Editor’s note: Dexter Baker passed away on Nov. 1, less than two weeks after receiving the lifetime achievement award from the CBE.

In a nod to the past, present and future of Lehigh’s MBA program, the College of Business and Economics (CBE) gave Dexter Baker a lifetime achievement award at MBA Day last weekend.

“If you dream big dreams, they’re more likely to happen than if you don’t dream at all,” Baker told an audience of students and alumni after he accepted the CBE’s inaugural award.

Baker, who earned a B.S. in mechanical engineering from Lehigh in 1950, advised students to eschew large corporations and to instead help small, burgeoning companies grow—like he himself did many years ago for gas and chemical supplier Air Products.

As a newly hired engineer at Air Products and part-time Lehigh MBA student in the 1950s, Baker was urged by one of his professors to write his thesis on his own company. He described an international presence for Air Products and was then given the task of expanding the company’s global operations.

Baker completed his MBA in 1957 and retired from Air Products in 1992 as CEO and chairman of the board. Today, 70 percent of the company’s $16 billion in profits comes from overseas.

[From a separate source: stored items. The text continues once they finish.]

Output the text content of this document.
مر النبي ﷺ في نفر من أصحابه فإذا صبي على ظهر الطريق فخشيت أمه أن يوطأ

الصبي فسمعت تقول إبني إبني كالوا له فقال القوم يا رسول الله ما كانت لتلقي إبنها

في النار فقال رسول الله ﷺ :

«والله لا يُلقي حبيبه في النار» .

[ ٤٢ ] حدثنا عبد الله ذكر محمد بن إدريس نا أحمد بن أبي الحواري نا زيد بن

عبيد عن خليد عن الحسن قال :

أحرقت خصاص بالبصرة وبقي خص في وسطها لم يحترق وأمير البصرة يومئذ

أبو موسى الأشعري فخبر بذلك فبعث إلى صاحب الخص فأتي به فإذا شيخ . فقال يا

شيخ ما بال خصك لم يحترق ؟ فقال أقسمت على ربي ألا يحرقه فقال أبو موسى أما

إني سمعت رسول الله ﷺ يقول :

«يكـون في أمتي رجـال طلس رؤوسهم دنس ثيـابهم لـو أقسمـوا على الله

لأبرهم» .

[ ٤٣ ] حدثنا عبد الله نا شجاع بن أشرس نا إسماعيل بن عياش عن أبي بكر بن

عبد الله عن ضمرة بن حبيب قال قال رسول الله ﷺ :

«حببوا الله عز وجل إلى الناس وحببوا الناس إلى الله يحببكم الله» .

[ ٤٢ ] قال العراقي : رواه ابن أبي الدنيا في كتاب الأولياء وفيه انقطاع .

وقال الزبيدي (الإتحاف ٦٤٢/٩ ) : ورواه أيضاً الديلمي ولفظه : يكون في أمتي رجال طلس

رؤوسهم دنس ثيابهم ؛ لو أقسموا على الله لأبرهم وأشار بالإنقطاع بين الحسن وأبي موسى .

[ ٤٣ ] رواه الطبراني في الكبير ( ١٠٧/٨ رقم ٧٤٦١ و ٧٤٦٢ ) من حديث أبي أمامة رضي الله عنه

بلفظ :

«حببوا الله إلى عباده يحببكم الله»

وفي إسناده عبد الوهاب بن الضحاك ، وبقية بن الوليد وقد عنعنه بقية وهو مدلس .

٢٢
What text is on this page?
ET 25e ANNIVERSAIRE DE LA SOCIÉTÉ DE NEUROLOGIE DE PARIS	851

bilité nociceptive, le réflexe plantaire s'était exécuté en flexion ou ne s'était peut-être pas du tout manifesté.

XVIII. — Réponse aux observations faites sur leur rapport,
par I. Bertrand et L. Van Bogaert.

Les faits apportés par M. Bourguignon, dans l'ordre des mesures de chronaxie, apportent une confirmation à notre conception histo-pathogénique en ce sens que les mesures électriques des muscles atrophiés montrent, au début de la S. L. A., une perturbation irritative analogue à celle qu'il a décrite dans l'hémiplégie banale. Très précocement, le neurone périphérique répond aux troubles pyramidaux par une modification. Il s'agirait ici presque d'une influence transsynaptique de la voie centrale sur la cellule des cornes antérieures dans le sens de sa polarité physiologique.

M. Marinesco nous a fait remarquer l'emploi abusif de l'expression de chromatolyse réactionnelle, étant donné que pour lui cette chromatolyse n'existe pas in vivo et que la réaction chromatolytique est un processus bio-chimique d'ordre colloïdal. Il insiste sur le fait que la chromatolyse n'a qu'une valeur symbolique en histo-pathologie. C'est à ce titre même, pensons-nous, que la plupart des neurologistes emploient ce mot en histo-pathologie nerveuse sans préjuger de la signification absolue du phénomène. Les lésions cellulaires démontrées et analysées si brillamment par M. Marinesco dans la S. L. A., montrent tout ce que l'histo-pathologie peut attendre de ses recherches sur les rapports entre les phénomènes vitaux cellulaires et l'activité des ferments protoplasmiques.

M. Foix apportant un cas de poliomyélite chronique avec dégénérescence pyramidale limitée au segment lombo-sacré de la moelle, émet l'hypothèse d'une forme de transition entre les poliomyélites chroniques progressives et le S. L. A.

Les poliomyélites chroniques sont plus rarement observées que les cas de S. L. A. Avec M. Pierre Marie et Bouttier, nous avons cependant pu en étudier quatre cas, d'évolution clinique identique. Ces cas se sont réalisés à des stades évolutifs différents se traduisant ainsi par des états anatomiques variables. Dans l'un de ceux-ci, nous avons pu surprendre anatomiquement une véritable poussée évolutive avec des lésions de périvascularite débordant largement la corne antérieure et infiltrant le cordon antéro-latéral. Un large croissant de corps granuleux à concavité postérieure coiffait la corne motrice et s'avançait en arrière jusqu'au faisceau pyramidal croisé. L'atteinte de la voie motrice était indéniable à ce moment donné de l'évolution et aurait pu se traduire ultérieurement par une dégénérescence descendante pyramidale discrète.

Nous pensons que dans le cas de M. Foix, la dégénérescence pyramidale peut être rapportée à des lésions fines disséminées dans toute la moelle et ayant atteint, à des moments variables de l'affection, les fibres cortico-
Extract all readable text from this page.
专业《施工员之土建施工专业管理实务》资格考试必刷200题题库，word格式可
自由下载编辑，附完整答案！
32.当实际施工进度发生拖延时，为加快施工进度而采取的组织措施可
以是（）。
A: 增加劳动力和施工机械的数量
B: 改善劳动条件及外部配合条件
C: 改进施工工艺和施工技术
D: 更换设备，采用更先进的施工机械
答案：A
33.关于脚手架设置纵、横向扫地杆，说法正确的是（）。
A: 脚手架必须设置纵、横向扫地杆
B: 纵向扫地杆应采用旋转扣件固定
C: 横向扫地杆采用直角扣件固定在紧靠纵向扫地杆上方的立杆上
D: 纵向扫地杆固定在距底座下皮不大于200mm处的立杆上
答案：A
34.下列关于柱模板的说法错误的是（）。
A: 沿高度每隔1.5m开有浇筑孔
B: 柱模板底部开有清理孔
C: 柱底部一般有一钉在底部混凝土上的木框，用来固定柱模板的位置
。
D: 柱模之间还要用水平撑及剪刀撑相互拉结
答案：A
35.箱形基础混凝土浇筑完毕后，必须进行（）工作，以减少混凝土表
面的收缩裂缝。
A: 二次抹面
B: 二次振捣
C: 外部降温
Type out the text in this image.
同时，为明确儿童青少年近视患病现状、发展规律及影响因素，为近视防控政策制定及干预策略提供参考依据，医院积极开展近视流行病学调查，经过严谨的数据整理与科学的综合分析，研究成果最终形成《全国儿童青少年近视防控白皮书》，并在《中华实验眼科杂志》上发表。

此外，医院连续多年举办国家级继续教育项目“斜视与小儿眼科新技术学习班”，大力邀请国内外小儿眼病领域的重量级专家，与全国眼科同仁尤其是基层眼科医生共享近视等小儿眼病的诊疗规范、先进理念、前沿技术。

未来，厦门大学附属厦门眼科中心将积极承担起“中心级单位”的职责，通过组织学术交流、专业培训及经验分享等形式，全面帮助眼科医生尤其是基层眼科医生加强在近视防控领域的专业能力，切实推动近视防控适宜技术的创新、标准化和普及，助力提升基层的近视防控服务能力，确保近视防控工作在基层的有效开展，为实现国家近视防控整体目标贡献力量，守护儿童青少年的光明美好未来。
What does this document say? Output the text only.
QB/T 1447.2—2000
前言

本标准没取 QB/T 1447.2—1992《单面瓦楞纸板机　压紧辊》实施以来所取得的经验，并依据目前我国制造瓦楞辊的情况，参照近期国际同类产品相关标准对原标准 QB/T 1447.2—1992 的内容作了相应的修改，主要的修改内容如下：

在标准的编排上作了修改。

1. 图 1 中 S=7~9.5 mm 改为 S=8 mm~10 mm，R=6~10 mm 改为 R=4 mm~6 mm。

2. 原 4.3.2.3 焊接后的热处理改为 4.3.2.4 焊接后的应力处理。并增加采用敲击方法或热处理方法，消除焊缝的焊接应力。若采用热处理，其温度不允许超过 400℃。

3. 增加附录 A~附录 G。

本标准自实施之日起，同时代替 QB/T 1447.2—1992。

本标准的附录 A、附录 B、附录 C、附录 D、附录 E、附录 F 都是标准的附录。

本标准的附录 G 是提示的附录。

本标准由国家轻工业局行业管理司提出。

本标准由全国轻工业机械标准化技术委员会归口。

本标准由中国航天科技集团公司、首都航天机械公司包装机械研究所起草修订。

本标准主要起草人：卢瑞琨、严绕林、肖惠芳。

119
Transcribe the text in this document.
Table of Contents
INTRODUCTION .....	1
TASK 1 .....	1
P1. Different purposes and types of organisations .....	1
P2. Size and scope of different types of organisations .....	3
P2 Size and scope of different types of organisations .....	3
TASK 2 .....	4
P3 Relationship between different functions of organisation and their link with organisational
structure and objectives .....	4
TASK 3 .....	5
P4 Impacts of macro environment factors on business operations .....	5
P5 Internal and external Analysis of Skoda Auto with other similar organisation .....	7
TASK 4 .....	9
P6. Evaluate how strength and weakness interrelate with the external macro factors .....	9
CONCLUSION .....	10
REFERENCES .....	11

His contributions to the CBE include encouraging a culture of innovation on campus by establishing the Dexter F. Baker Institute for Entrepreneurship, Creativity and Innovation.

With his wife Dorothy, Baker also co-chaired the $33 million capital campaign for the Zoellner Arts Center in the 1990s and made a generous contribution to name Baker Hall.

The impact of politics on business

Also at MBA Day, a panel of executives discussed the potential impact of the 2012 presidential election on their specific industries.

Panelists included Tim Denning, senior director of civil government solutions at L-3 STRATIS; Laurence Karper, vice chair of the department of psychiatry at Lehigh Valley Health Network; Mike Purewal, vice president and senior quantitative financial analyst at Bank of America; and Susan Yee ’82, CEO of Active Data Exchange.

Students said they appreciated the opportunity to hear from business leaders on the economy, healthcare reform, foreign policy, global competitiveness and other topics.

“The dialogue was very candid, which led to an interesting exchange of ideas,” said Jeff Davis, a Nanovic Scholar in the MBA program. “Based on their diverse industries, the panelists were able to present issues from different perspectives, and the conversation truly highlighted the complexity of the decisions facing this country.”

Students also said that events like MBA Day, where they can interact with alumni and business leaders, are critical to their success.

“It connects our current efforts in the program with the impact we can have on the world after we leave Lehigh,” said Jen Giordano, who is also a Nanovic Scholar.

Rewarding success

The CBE also presented the following inaugural awards at MBA Day:

• Lehigh MBA Young Alumni Award: Anthony Durante ’09G, economic development specialist at AEDC
• Lehigh MBA Entrepreneurship Award: Wayne Barz ’87, ’03G, manager of entrepreneurial programs at Ben Franklin Technology PArtners
• Lehigh MBA Global Impact Award: Peter Ruggiero ’03G, executive vice president of global operations at Crayola

In accepting his award, Ruggiero advised students to find companies aligned with their values.  

“Choose a company that reflects who you are and who you want to be,” Ruggiero said. “Choose your legacy wisely so you can look back and see how you made a global impact.”